The State association was formed in 1985 in the undivided Andhra Pradesh. “We had our own initial problems. Luckily, the ground was available but, most importantly, late L Venkatram Reddy, then director of sports of GHMC, extended his support. He gave the required permissions and also donated the baseball equipment,” adds Rajender.

Rajender had to double up his duty as a coach and player. “Those days there were no coaches to train the baseball team in the State. So, having played softball at the senior level, I knew some of the rules of baseball though. It was slightly different. But we could quickly adapt to the new version,” shares Rajender.

Apart from Rajender, players like BY Phani Raj, V Aravind, Srikanth Goud, Srinivas Prasad, Dilip V Rao, Sanjay, D Dharmesh Yadav, Syed Farooq Kamal, C Sudhir Reddy and S Venkatesh who took active interest in the game. They went on to represent the State in the Nationals in the ’80s and the ’90s. In fact, Rajender led the Indian team in the Asian Baseball Championship in Japan that had Phani Raj and Aravind also.

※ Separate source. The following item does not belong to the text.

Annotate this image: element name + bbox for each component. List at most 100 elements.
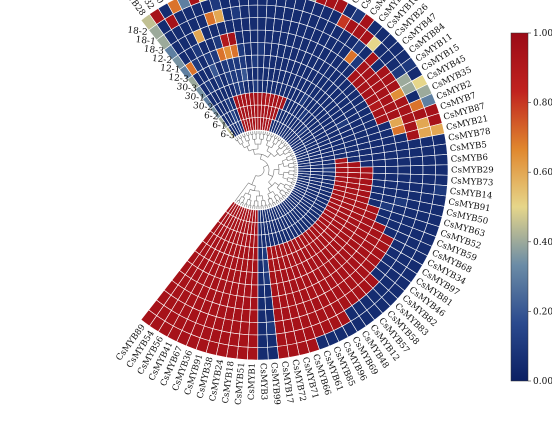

Aravind points out that there was less patronage of the game in the State. “It was a struggle but we took it as a challenge and with the help of Jagan, the game caught the attention of young players,” he says.

Baseball, which is the top sport of the United States, is, in a way, a bit expensive sport. According to Venkatesh, most of the equipment was imported and it continues to be so. “A slugger (bat) starts from Rs 3,000, the gloves around Rs 1,500. We had to raise funds to purchase the equipment. The game is very exciting. It requires good power, endurance and speed,” adds Venkatesh.

In this game, the pitcher plays a vital role. Rajender says that the State was fortunate to have an ace pitcher in Phani Raj, Srikanth Goud and Preet Anand. “They were accurate and fast,” says Rajender. For Phani Raj, it was all about a good swing of the arm. “I somehow mastered the art of pitching the ball. The team depended a lot on my form,” says Phani.

The Indian training camps were held and foreign coaches like Sang Kyu Park (Korea) and Fuku shima (Japan) were invited by the Amateur Baseball Federation of India to conduct the camp here.

Later on, Srikanth Goud and Uday Goud played for the country with distinction. Under Srikanth’s captaincy, India won the first-ever bronze in Asia Baseball championship held at Philippines. AP won the first-ever national championship in 1994 but thereafter they could not repeat that performance. The game is now popular in northern States like Punjab, Delhi and Chandigarh.

R Harinarayana observes that many youngsters keenly watch the Major League Baseball (MLB) matches of the USA. “That we can see a few enthusiasts is because of the MLB. They throng to the grounds on week days,” says Harinarayana.

Young players like Noah and Nathan have played Little Leagues in Korea. A few women like BMR Vinila, Ramya Reddy played for India in World Cup 2004, Shaheen Begum in World Cup 2008, G Sai Architha Reddy in the World Cup in Korea, and Asia Cup in Hong Kong in 2018. Shaheen Begum is incidentally the first woman qualified umpire in international baseball tournaments from the State.